Die Beschäftigung mit der (Ideen-)Geschichte des deutschen Konservatismus bildete eine Konstante in Schildts vielfältigem Werk - und eine Brücke zu seinen späteren Arbeitsschwerpunkten in der Erforschung der Nachkriegszeit. Einer bis heute lesenswerten Sozialgeschichte der bereits seit 1946 in Hamburg erbauten Grindelhochhäuser (1988) folgte nur wenige Jahre später die Habilitationsschrift über die "Modernen Zeiten" der jungen Bundesrepublik. Mit dieser medien- und konsumgeschichtlichen Pionierstudie, die die rasante Modernisierung in der Adenauerzeit herausarbeitete, ohne deren restaurative Momente und gesellschaftspolitische Hemmnisse zu leugnen, eröffnete Axel Schildt ein von ihm fortan maßgeblich geprägtes Forschungsfeld, das er mit gehaltvollen Sammelbänden über die Fünfziger- und die Sechzigerjahre erschloss und erweiterte. Sein viel beachteter Essay über die "Ankunft im Westen" (1999) lieferte dann eine zeitgeschichtliche Begründung nach für die unterdessen unübersehbare Anverwandlung der einstigen linken Jugend an die rot-grün gewordene Republik.
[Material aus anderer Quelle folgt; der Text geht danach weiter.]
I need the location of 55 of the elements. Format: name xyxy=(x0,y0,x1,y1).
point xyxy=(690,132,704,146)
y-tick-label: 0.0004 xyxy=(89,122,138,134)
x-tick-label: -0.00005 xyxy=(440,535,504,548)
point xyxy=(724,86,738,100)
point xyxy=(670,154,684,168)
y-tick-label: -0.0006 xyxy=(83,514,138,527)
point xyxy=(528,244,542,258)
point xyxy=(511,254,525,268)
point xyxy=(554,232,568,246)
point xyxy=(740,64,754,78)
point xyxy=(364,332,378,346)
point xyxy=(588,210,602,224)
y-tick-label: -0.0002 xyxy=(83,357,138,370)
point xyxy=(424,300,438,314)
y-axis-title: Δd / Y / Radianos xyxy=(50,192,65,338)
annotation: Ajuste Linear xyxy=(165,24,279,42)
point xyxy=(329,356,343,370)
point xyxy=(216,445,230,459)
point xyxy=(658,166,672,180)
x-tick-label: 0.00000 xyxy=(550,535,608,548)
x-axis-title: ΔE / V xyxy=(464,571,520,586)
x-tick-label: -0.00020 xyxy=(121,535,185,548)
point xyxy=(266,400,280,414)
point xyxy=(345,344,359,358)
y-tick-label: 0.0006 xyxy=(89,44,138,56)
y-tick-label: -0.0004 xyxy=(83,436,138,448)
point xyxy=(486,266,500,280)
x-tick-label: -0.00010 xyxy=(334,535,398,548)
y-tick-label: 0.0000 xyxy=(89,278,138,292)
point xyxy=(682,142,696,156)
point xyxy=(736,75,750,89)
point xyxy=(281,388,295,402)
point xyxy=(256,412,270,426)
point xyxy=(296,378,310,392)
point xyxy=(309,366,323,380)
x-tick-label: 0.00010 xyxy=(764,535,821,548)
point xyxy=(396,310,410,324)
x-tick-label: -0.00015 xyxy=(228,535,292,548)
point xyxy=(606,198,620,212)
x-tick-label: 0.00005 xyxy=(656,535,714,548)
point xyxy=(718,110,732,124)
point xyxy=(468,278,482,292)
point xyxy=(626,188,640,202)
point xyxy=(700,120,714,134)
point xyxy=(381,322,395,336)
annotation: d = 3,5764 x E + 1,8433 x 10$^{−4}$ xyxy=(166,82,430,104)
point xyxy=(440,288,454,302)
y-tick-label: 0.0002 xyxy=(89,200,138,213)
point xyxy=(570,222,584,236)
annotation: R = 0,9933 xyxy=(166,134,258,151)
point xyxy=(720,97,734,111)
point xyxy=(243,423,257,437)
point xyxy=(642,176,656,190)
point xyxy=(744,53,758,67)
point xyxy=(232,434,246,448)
"Fünf Möglichkeiten, die Geschichte der Bundesrepublik zu erzählen", lautete noch im selben Jahr der geradezu aufreizende Titel eines Aufsatzes von Axel Schildt, der 15 Jahre später Ausgangspunkt für eine schöne Festschrift zu seinen Ehren werden sollte. In der Rückschau erweist sich der knappe Text freilich als eine Art historiografische Bilanz auf halber Strecke - und als verkappter Startpunkt zu etwas Neuem: Schildt war nämlich mit ansteckender Neugier und Schnelligkeit in Richtung Intellectual History unterwegs. Eine erste große Frucht dieser Forschungen bildete die eindrucksvolle Überblicksdarstellung zur Kulturgeschichte der Bundesrepublik, die er 2009 zusammen mit Detlef Siegfried bei Hanser vorlegte.

Und so verstärkte sich Schildts Faszination für die Geistesgeschichte der alten Bundesrepublik, die er schließlich als eine Geschichte der "Medien-Intellektuellen" konzipierte und die ihn zuletzt immer wieder neu in die Archive führte: zu den Nachlässen von Schriftstellern und Wissenschaftlern, von Verlegern und Publizisten, die wir als die intellektuellen household names der Fünfziger-, Sechziger- und Siebzigerjahre kennen und deren Wirkungsgeschichte zum Teil bis heute fortdauert.

Axel Schildt saß an diesem Buch, als er kurz nach dem Historikertag mit einer Diagnose konfrontiert wurde, über deren Konsequenz er sich keine Illusionen machte. Er schrieb weiter, mit dem ihm eigenen Enthusiasmus und liebevoll unterstützt von seiner Familie, mit der er die verbleibende Zeit gestaltete. Sein Opus magnum muss nun posthum erscheinen.

Am vergangenen Freitag ist Axel Schildt im Alter von nur 67 Jahren in Hamburg gestorben.